Muhammad’s new film is nominally about the life of longtime Malaysian Communist Party leader Chin Peng, still in exile in Thailand. In fact, the film tells us little about Chin Peng, the character of his efforts, or the nature of contemporary Malaysian society. Muhammad takes his camera to the towns and villages where Chin lived and worked, and finds quirky or unusual people there, with odd stories to tell. It’s rather facile and shallow.

Toward the end of the film, Muhammad interviews former members of the Malaysian CP, which conducted a guerrilla war first against the British forces, then the Japanese during World War II (at this time the Stalinists were allied with the British), then the British again in a brutal war, until national independence in 1957. Unable to come to terms with the Malaysian bourgeois regime, Chin and his comrades once again took to the jungles. A peace agreement was signed in 1989, but Chin was not among those amnestied.

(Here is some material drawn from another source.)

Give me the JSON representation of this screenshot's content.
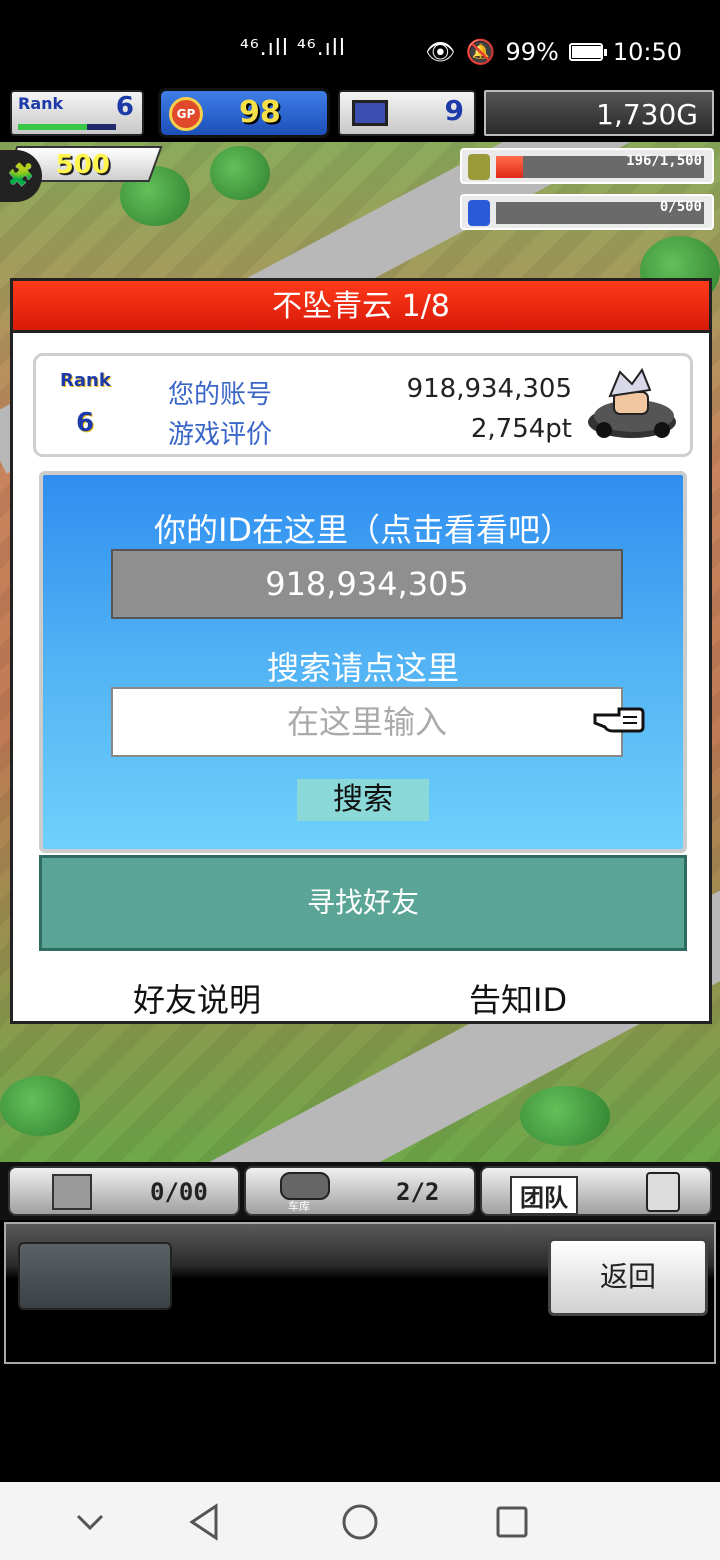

The comments of the aging CP fighters—workers, farmers—are moving and revealing. “I went into the jungle in 1948,” one man explains, “I was 17 when I joined.” Their commitment and sincerity are unquestionable, but their conceptions are entirely nationalist. Their goal was simply national independence, they explain.

Muhammad’s tone is mocking, and there are always absurd aspects to any political or historical situation. The lesser artist makes a meal of them. What the filmmaker thinks of the more important questions, including the present volatile situation in Malaysia, one doesn’t know. (The film doesn’t even live up to its cynical title, which is never explained.) In general, when making fun of something, one should take care not to be more foolish than the subject.